Up Alerts

Hello Guys,

I'm trying setup up alerts based on previous group status like "down" the problem we have some groups generating Up alerts without being actually down and flood with false alerts, is happen sites located far away so communication between sites is not stable we trying different trigger algorithms to overcome these problems without any seeing succuss, i play around with root conditions double root, trigger time etc, non of them help to overcome this problem - or is not working or it flooding no middle.

Is someone from community has faced with same problem, if does how you guys resolve it?

Thank you!

  • You have several things going on. Group that have mixed status, Unreliable/High Latency WAN connections, and Alerting Chaos. You have not mentioned using dependencies with the groups. That will suppress all group members from alerting. This stops a flood, but if they are technically up - not the best. BUT - if the connectivity is problematic, do those up nodes still function properly if they cannot communicate across your network properly? Rather - are there reasons like distributed applications or databases that need reliable communication? Dealing with those wan links, you may be able to consider a separate alert, or even alert condition (complex alert) based on latency or dropped packets.  Last, the alert chaos - you can look at complex alerts. Such as multiple trigger  conditions or looking at extended down time conditions. The last method works fairly well with web site uptime checks. 

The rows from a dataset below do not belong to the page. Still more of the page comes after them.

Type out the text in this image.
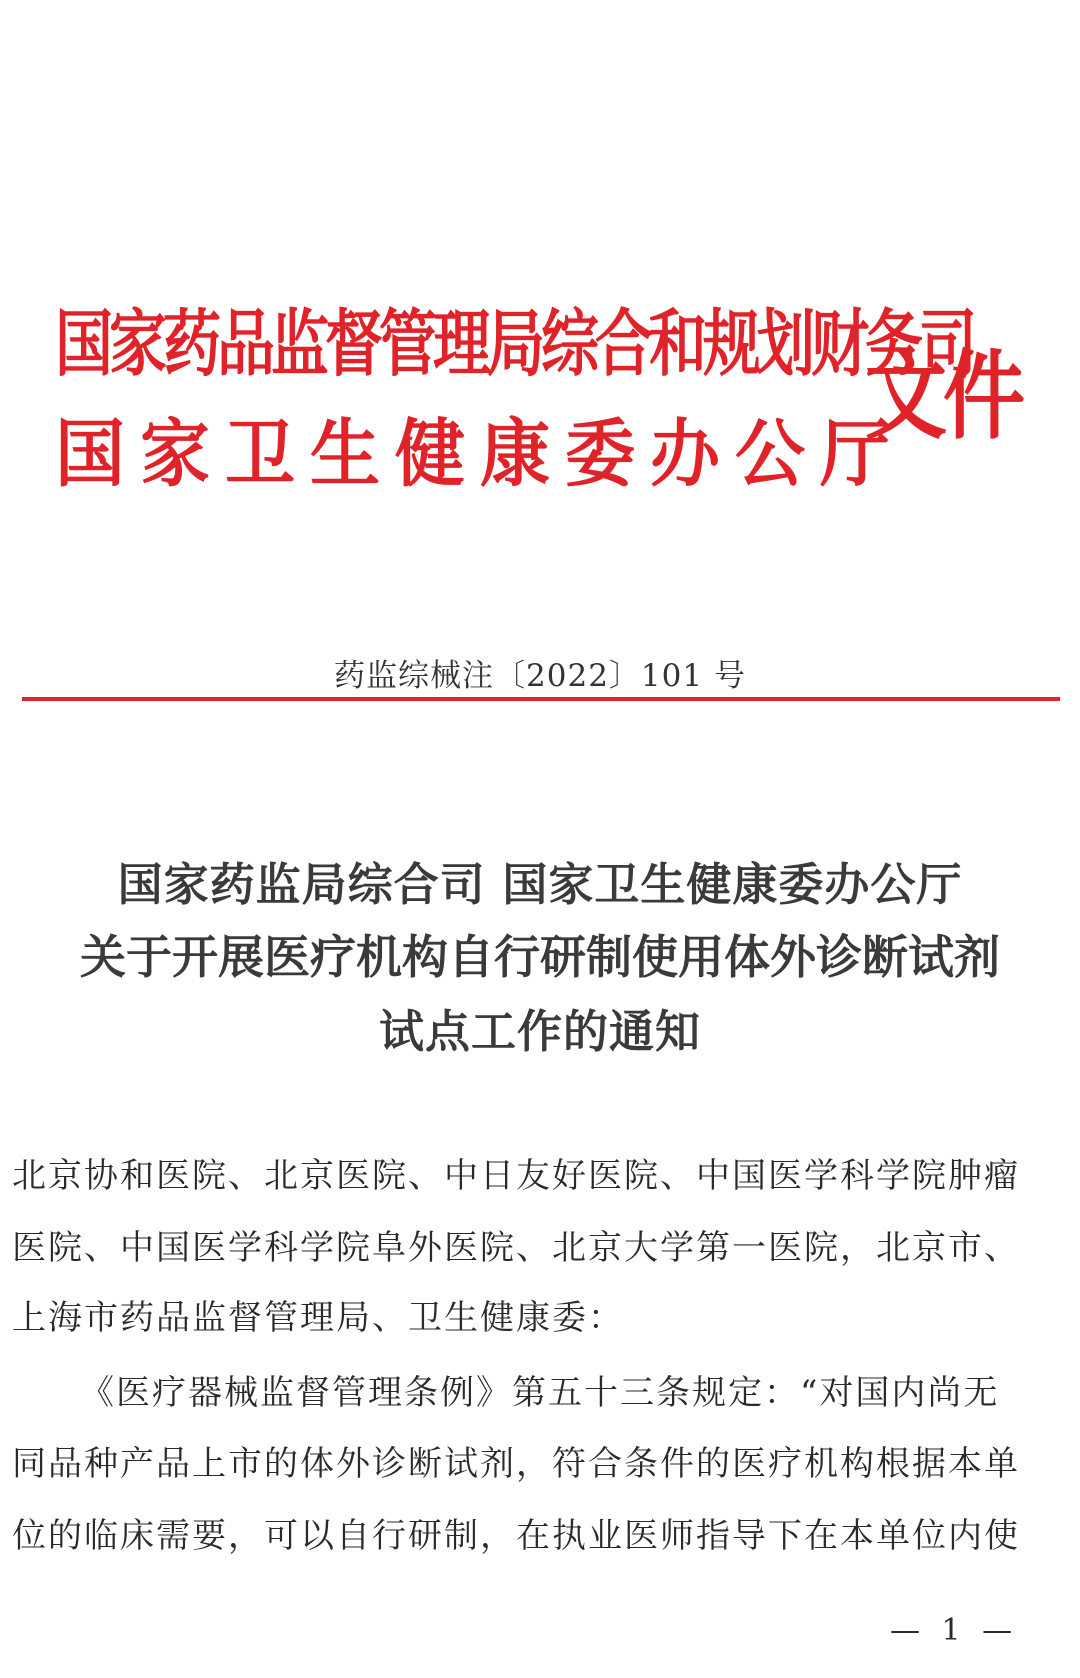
国家药品监督管理局综合和规划财务司
国家卫生健康委办公厅
文件
药监综械注〔2022〕101 号
国家药监局综合司 国家卫生健康委办公厅
关于开展医疗机构自行研制使用体外诊断试剂
试点工作的通知
北京协和医院、北京医院、中日友好医院、中国医学科学院肿瘤
医院、中国医学科学院阜外医院、北京大学第一医院，北京市、
上海市药品监督管理局、卫生健康委：
《医疗器械监督管理条例》第五十三条规定：“对国内尚无
同品种产品上市的体外诊断试剂，符合条件的医疗机构根据本单
位的临床需要，可以自行研制，在执业医师指导下在本单位内使
— 1 —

    One method I have used - is to ask if the remote site can be considered online if the WAN connection is down/unreachable? This is where a group dependency can illustrate that the site may be online, but not connected. The remote status of anything at that site cannot be verified reliably during this time. You can also look at using agents or a remote poller to resolve some of the issues at these sites, but the problem of the WAN link itself will still be your biggest hurdle. I would look at reports on these connections over time to see if management is able to assist with improving the connections, if that is even possible. If you have the data, use it illustrate the problem.

  • Thank you for your detailed reply! i need to clarify couple points here: 1. The group never really goes down - it does but only for couple packets - is not enough to generate down alert, but it is enough to notify the group currently is up, ignore the previous conditions and generate alert  2. The mentioned group is relevant only if all group members in down status. 3 The previous illustrated condition supressed the flood but in same time it ignore the previous group status and simply not generate any "UP" alert 4. I already play with "extended time" it not really matter it simply ignore the previous state and still flooding or not working at all. Please take a look on group alert log, as you can see there is a lot of "Up" Alerts without single "Down"  

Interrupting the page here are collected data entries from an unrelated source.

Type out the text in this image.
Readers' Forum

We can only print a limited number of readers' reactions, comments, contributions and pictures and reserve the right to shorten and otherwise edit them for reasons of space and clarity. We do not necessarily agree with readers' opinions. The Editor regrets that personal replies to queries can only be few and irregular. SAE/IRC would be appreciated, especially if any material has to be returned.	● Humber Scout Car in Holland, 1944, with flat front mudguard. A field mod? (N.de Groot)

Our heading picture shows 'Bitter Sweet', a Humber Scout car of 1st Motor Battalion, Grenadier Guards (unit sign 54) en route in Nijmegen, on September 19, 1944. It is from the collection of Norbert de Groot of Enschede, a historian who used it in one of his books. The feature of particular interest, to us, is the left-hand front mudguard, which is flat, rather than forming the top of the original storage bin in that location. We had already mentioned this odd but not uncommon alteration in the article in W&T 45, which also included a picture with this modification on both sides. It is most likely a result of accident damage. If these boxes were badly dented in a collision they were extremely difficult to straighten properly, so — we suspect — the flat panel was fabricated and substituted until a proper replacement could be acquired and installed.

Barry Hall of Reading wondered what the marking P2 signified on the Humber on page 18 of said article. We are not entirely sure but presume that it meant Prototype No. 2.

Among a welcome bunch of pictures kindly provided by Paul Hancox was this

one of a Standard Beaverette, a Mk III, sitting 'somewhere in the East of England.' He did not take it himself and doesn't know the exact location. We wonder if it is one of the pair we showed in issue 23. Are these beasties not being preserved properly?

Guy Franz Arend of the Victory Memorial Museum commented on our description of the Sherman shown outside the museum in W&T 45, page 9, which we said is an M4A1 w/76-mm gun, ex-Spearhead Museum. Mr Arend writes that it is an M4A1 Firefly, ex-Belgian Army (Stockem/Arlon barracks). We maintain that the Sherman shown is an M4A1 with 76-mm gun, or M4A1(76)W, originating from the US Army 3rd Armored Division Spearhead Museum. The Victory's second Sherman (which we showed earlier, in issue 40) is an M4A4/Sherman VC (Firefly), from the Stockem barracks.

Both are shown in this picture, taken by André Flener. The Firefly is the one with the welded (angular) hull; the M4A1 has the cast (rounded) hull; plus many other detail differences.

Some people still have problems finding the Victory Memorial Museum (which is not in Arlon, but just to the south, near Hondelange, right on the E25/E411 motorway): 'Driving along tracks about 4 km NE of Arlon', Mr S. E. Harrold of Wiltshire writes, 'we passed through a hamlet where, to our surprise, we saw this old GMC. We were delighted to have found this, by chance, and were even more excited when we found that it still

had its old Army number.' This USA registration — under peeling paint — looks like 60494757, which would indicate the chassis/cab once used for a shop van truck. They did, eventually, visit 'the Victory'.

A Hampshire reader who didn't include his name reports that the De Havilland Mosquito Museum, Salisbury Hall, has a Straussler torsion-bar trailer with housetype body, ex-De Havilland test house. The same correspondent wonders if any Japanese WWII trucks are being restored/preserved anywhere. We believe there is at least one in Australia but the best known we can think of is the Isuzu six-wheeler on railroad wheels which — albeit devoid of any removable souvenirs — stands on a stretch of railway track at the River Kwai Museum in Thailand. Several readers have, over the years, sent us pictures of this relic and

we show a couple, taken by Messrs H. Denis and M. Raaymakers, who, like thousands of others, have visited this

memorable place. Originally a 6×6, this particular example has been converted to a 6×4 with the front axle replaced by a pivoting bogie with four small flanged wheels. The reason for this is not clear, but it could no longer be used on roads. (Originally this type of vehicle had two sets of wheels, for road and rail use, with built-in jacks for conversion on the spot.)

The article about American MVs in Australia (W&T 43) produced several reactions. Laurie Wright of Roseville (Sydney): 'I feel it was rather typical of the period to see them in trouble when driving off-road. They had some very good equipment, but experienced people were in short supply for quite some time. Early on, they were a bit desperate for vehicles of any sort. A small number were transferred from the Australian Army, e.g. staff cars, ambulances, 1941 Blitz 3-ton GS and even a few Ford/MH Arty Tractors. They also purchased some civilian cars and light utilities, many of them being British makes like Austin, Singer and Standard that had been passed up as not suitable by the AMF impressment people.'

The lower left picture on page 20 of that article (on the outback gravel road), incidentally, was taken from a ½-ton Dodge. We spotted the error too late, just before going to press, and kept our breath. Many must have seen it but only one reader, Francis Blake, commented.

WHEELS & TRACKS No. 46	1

  • here you can see the initial setup of "down" alert for same group

  • thank you for reply, can you please expand? 

    did you ever setup "up" alert in solarwinds?

  • If I understand correctly you have two separate alerts, one for down and one for up. Is there a reason for doing that instead of creating one down alert and then using the reset action of that as the "up alert"?

  • Thank you! 

    Is a brilliant point! these alerts trigger another automation and it didn't work out last time we test it - i will try another automation flow through mail notification this time.

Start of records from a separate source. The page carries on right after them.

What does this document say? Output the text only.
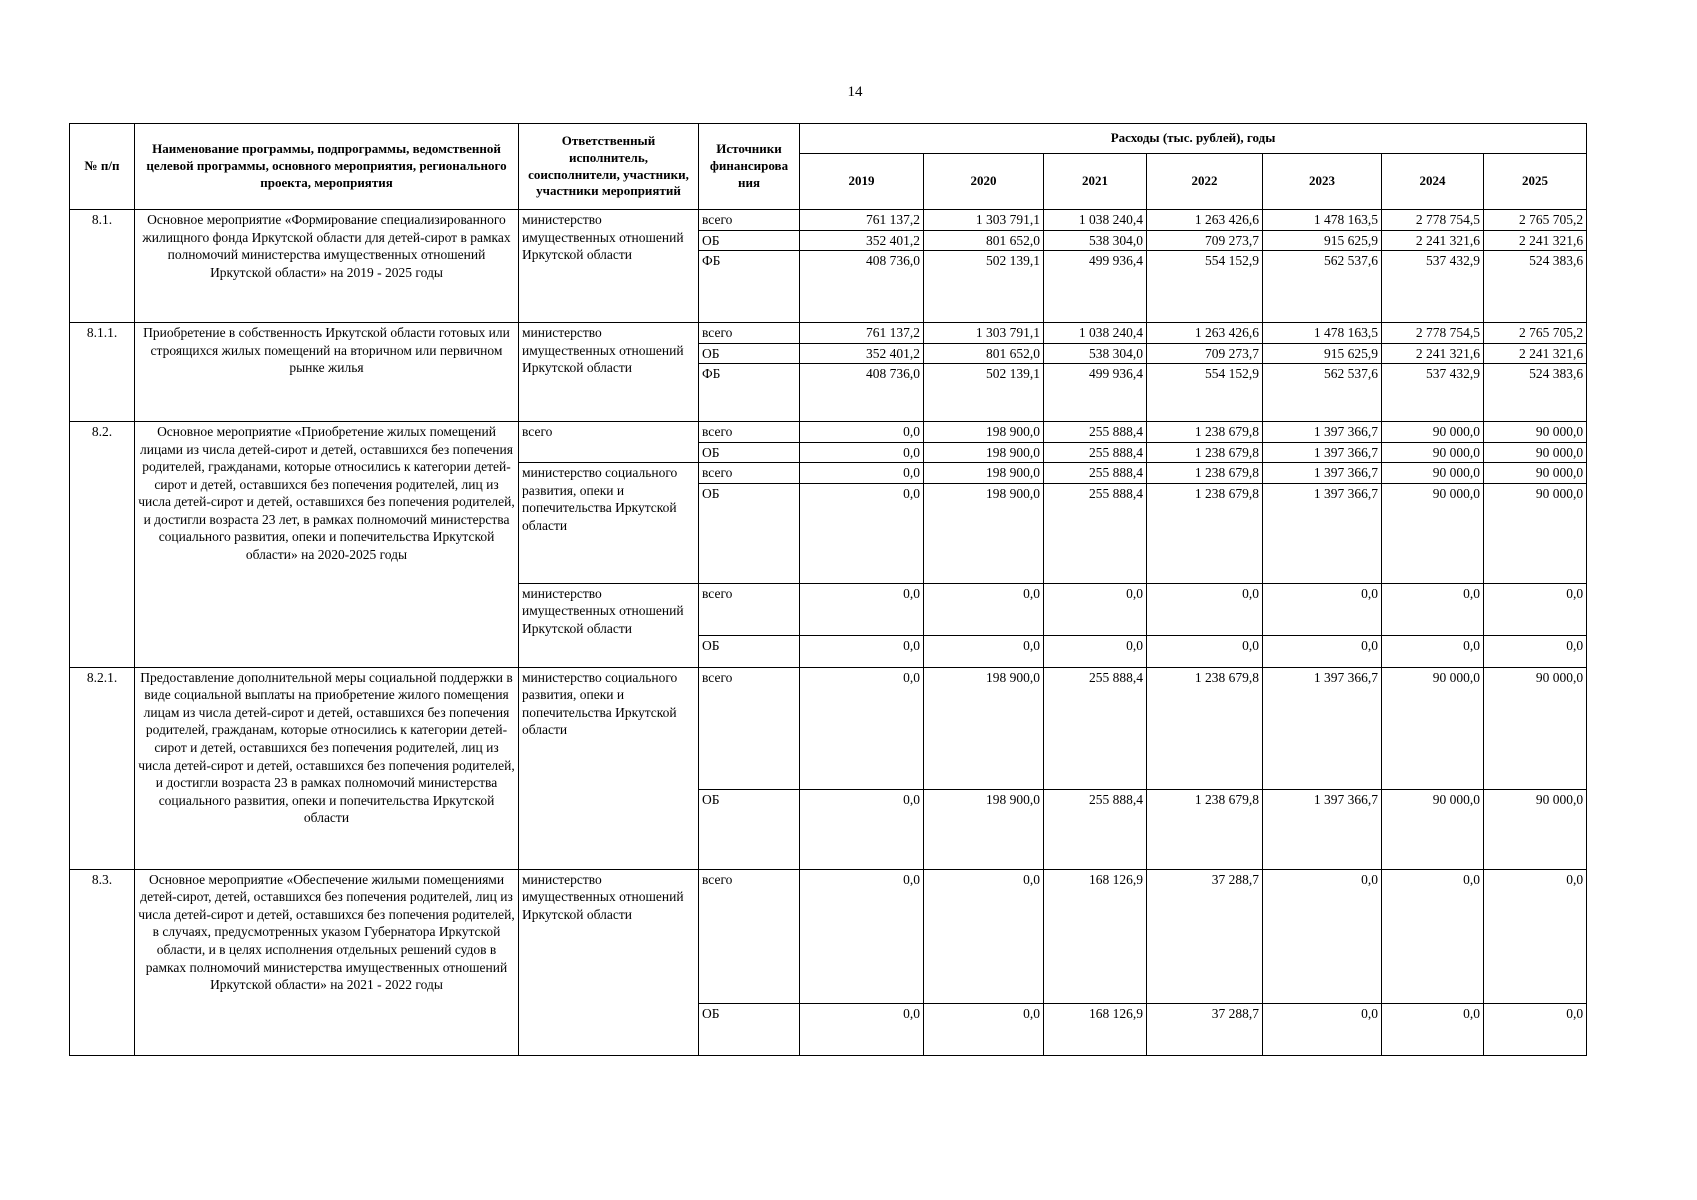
14
№ п/п	Наименование программы, подпрограммы, ведомственной целевой программы, основного мероприятия, регионального проекта, мероприятия	Ответственный исполнитель, соисполнители, участники, участники мероприятий	Источники финансирова ния	Расходы (тыс. рублей), годы						
				2019	2020	2021	2022	2023	2024	2025
8.1.	Основное мероприятие «Формирование специализированного жилищного фонда Иркутской области для детей-сирот в рамках полномочий министерства имущественных отношений Иркутской области» на 2019 - 2025 годы	министерство имущественных отношений Иркутской области	всего	761 137,2	1 303 791,1	1 038 240,4	1 263 426,6	1 478 163,5	2 778 754,5	2 765 705,2
			ОБ	352 401,2	801 652,0	538 304,0	709 273,7	915 625,9	2 241 321,6	2 241 321,6
			ФБ	408 736,0	502 139,1	499 936,4	554 152,9	562 537,6	537 432,9	524 383,6
8.1.1.	Приобретение в собственность Иркутской области готовых или строящихся жилых помещений на вторичном или первичном рынке жилья	министерство имущественных отношений Иркутской области	всего	761 137,2	1 303 791,1	1 038 240,4	1 263 426,6	1 478 163,5	2 778 754,5	2 765 705,2
			ОБ	352 401,2	801 652,0	538 304,0	709 273,7	915 625,9	2 241 321,6	2 241 321,6
			ФБ	408 736,0	502 139,1	499 936,4	554 152,9	562 537,6	537 432,9	524 383,6
8.2.	Основное мероприятие «Приобретение жилых помещений лицами из числа детей-сирот и детей, оставшихся без попечения родителей, гражданами, которые относились к категории детей-сирот и детей, оставшихся без попечения родителей, лиц из числа детей-сирот и детей, оставшихся без попечения родителей, и достигли возраста 23 лет, в рамках полномочий министерства социального развития, опеки и попечительства Иркутской области» на 2020-2025 годы	всего	всего	0,0	198 900,0	255 888,4	1 238 679,8	1 397 366,7	90 000,0	90 000,0
			ОБ	0,0	198 900,0	255 888,4	1 238 679,8	1 397 366,7	90 000,0	90 000,0
		министерство социального развития, опеки и попечительства Иркутской области	всего	0,0	198 900,0	255 888,4	1 238 679,8	1 397 366,7	90 000,0	90 000,0
			ОБ	0,0	198 900,0	255 888,4	1 238 679,8	1 397 366,7	90 000,0	90 000,0
		министерство имущественных отношений Иркутской области	всего	0,0	0,0	0,0	0,0	0,0	0,0	0,0
			ОБ	0,0	0,0	0,0	0,0	0,0	0,0	0,0
8.2.1.	Предоставление дополнительной меры социальной поддержки в виде социальной выплаты на приобретение жилого помещения лицам из числа детей-сирот и детей, оставшихся без попечения родителей, гражданам, которые относились к категории детей-сирот и детей, оставшихся без попечения родителей, лиц из числа детей-сирот и детей, оставшихся без попечения родителей, и достигли возраста 23 в рамках полномочий министерства социального развития, опеки и попечительства Иркутской области	министерство социального развития, опеки и попечительства Иркутской области	всего	0,0	198 900,0	255 888,4	1 238 679,8	1 397 366,7	90 000,0	90 000,0
			ОБ	0,0	198 900,0	255 888,4	1 238 679,8	1 397 366,7	90 000,0	90 000,0
8.3.	Основное мероприятие «Обеспечение жилыми помещениями детей-сирот, детей, оставшихся без попечения родителей, лиц из числа детей-сирот и детей, оставшихся без попечения родителей, в случаях, предусмотренных указом Губернатора Иркутской области, и в целях исполнения отдельных решений судов в рамках полномочий министерства имущественных отношений Иркутской области» на 2021 - 2022 годы	министерство имущественных отношений Иркутской области	всего	0,0	0,0	168 126,9	37 288,7	0,0	0,0	0,0
			ОБ	0,0	0,0	168 126,9	37 288,7	0,0	0,0	0,0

    Again thank you for point this out! 

  • Ditto. I just caught up on this post and agree with  .   

  • Hmm sounds like an alert on group mixed status might be where you are heading. If you want suppression, the simplest option is to look for a node that always triggers during these conditions. Then set that up as Parent for the group dependency. I have a feeling that this situation might not exist as it may be random nodes each time. 

    Too Long/Dont Read Section: There are a couple of things that could be done with custom properties too. If you setup a property like "Alert_Me' with a yes/no value, then add that value to the scope in your normal down alerts. The group alert would need a trigger action to set that custom property to NO to suppress alerts. Two things are assumed - relevant nodes have the property AND the group alert triggers before the flood. You would need a reset action to set things back to normal then. Too make sure such a property is always set ahead of time, maybe an alert that triggers on network issues (latency or drops) and is run every minute with zero wait on the condition. This is ugly stuff, but it should give you some additional ideas. 

  • The Trigger and the Object is conflicting and redundant.  Why would you have the trigger as status as up while on the Object it needs to be either Unknown, down, etc,  essentially not equal to up(which is another thing, instead of writing al of those status, you can simply put in not equal to Up).



    If the Group Status is equal to Up, why would be you expect Group status be different?  That does not make sense to me. Why would you expect it to be unknown, Down, Etc.

    I think it would be best to take the advise of the other people here, like utilize Custom Property, mixed Group Status, Reset Action of your Original Alert.  You just need to be creative on how to implement what you need.

    Honestly, you can learn a great deal by Subscribing to Solarwinds Academy.